# Sticky  New Poll Forum...



## Admin (Jan 2, 2010)

The idea behind this forum is that anyone can post a poll... and get answers from the other members here.

Posting a poll is real easy. Just create a post as usual, and towards the bottom, choose "Post a poll" and specify how many options you want for your poll. On the next page, you'll specify your question, and the answers that will be available to the members.

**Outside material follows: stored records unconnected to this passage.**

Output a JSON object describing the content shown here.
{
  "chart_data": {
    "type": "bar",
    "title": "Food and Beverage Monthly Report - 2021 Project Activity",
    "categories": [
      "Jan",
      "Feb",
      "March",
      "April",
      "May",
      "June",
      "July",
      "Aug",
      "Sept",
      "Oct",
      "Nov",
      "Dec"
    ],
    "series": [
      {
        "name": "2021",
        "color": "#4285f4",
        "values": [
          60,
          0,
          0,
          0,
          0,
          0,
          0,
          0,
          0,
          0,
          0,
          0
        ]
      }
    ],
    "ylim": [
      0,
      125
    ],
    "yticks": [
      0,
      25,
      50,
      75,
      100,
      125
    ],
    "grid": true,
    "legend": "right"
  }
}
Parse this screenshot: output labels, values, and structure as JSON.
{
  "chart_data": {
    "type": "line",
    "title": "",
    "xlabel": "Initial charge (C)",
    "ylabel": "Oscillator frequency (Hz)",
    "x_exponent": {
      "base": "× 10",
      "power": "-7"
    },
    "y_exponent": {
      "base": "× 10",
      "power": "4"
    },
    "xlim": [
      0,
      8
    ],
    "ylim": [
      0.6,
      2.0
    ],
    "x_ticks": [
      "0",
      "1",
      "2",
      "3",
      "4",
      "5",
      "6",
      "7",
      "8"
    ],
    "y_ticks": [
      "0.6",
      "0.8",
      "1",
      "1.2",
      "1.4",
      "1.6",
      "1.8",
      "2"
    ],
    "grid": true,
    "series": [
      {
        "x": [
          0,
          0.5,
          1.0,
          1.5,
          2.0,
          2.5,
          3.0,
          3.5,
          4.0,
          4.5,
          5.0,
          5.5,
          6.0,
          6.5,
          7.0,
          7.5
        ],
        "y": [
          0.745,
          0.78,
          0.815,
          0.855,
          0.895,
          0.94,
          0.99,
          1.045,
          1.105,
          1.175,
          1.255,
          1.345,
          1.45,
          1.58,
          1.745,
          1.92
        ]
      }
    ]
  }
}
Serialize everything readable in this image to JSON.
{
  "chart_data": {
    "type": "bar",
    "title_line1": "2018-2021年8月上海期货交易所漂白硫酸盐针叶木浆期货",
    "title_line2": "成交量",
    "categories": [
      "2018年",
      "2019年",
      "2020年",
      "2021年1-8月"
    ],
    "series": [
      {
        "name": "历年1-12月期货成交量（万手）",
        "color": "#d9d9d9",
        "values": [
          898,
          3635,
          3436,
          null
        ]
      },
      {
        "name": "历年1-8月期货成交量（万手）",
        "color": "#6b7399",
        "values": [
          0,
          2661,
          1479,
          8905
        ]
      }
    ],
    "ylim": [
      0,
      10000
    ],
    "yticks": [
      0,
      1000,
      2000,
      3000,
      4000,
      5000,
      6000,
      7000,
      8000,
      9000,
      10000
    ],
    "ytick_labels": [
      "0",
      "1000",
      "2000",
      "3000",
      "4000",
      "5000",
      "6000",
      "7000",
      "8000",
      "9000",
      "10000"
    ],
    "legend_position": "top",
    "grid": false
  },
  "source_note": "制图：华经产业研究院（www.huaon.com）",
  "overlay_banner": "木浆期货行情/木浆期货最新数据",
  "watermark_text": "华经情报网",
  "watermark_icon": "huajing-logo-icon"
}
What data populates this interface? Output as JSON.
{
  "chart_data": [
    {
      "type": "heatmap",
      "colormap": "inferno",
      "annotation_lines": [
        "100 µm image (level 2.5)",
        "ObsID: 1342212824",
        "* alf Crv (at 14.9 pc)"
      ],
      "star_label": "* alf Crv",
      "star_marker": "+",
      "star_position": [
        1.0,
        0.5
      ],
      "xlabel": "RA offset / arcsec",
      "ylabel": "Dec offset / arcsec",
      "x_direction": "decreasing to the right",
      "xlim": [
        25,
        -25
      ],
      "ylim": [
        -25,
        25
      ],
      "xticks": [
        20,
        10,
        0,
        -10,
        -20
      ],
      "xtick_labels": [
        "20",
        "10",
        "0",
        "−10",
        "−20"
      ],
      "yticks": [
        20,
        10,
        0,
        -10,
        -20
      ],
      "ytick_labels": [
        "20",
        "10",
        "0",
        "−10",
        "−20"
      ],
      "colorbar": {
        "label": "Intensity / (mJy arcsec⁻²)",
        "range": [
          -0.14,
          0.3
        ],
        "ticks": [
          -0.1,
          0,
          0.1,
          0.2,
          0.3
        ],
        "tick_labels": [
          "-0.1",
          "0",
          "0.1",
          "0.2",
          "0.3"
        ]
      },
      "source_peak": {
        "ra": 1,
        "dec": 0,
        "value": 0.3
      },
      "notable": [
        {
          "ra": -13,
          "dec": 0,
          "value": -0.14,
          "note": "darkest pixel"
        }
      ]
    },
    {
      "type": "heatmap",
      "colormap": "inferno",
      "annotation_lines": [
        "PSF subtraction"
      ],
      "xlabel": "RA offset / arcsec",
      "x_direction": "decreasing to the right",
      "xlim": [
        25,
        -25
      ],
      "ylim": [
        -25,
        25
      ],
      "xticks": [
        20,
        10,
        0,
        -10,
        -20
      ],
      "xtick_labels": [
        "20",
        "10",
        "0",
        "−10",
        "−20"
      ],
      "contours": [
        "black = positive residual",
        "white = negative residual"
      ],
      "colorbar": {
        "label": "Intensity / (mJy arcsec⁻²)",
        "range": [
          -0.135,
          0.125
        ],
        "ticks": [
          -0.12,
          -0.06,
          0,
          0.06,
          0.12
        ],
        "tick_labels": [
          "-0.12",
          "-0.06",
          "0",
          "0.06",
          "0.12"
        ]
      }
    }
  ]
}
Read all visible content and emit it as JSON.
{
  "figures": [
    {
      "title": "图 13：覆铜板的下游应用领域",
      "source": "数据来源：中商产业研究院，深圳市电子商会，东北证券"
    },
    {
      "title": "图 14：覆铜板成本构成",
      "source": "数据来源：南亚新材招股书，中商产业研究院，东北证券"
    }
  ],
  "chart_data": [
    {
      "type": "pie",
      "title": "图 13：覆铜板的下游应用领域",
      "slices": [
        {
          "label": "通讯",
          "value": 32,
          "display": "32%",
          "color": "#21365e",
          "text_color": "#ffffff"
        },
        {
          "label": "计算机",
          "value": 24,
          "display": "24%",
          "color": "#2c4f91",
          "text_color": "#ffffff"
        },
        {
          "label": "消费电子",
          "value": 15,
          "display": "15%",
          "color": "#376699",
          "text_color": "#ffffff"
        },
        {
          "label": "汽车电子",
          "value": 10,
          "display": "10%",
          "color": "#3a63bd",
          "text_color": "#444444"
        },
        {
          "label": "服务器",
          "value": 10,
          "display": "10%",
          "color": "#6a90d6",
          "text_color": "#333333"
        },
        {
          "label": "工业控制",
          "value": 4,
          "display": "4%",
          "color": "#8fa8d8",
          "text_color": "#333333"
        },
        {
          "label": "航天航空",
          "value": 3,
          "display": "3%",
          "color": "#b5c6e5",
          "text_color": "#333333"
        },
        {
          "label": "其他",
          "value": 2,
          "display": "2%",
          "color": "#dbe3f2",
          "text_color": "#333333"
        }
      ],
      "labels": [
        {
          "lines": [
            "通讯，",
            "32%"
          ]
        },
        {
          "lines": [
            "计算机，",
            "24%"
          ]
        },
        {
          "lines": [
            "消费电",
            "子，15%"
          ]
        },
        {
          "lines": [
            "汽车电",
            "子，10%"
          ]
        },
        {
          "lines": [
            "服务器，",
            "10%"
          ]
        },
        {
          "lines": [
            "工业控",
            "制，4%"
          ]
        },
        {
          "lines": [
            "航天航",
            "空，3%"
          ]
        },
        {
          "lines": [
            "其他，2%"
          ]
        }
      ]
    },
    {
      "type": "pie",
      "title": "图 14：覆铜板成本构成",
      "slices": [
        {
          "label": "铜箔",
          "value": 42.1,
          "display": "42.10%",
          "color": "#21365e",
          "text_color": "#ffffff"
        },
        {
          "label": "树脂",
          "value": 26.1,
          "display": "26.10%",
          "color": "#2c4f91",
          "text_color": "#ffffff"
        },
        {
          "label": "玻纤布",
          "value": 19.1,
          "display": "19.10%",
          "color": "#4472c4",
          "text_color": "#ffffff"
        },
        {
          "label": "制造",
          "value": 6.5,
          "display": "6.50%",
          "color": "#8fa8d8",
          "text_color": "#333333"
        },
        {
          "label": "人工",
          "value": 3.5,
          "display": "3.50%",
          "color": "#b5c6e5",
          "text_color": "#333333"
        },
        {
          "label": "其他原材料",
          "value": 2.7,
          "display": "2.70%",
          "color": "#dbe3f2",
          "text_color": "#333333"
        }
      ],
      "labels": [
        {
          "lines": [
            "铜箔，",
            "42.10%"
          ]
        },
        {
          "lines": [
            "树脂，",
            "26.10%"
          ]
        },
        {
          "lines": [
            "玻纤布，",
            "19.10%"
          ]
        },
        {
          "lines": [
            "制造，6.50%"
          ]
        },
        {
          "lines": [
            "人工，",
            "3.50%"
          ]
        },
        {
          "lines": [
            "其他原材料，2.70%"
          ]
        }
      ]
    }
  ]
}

So if you're interested in finding out what other members are doing, or what they think about an issue, post a poll!


----------



## On a call (Mar 3, 2010)

can we get political here /?


----------



## catcapper (Feb 11, 2010)

Rules are Rules.


----------



## El Gato Loco (Jan 15, 2010)

On a call said:


> can we get political here /?


So far this has been a peaceful place without the politics. I think we'll keep it that way for now.


----------



## youngdon (Mar 10, 2010)

I agree. It'll just spill out into the other forums.


----------



## On a call (Mar 3, 2010)

ah ok guys...besides...it is predator hunting site huh. I agree lets continue the fun without bringing in party poopers .

Thanks Chris, I think this was a good idea.


----------



## singlesix (May 13, 2010)

new poll forum good idea


----------



## stevecriner (Jul 10, 2012)

I cant figure out how to do the polls?


----------



## fr3db3ar (Aug 6, 2011)

stevecriner said:


> I cant figure out how to do the polls?


----------



## Antlerz22 (Apr 18, 2011)

stevecriner said:


> I cant figure out how to do the polls?


 You open the curtain-- go in, punch republican, pull the lever, exit the booth, and get rid of Obamination by doing so and save whats left of OUR Country. Simple right?


----------



## stevecriner (Jul 10, 2012)

Antlerz22 said:


> You open the curtain-- go in, punch republican, pull the lever, exit the booth, and get rid of Obamination by doing so and save whats left of OUR Country. Simple right?


 Got it!


----------



## SerenityNetworks (Apr 9, 2013)

stevecriner said:


> I cant figure out how to do the polls?


Same here...

I start a new post. I can click the "Manage Poll Topic" link and complete the poll. But I see nowhere to submit the completed poll. If I submit the post, it posts but there is no poll attached.

Following is a screenshot of what I'm seeing. Please advise on what I'm doing wrong. I've tried in FF, IE, and Chrome without any luck.

Thanks,

Andrew


----------



## youngdon (Mar 10, 2010)

http://www.predatortalk.com/topic/10063-shooting-sticks-or-bipod/

This may fit your needs for who uses what. The poll itself is rather vague, but the posts contain actual brand preferences.


----------



## SerenityNetworks (Apr 9, 2013)

I just went ahead and hit the "Post" button on the one I created. It worked fine. The "Preview" button doesn't show the poll, which is why I was thinking I was doing something wrong.


----------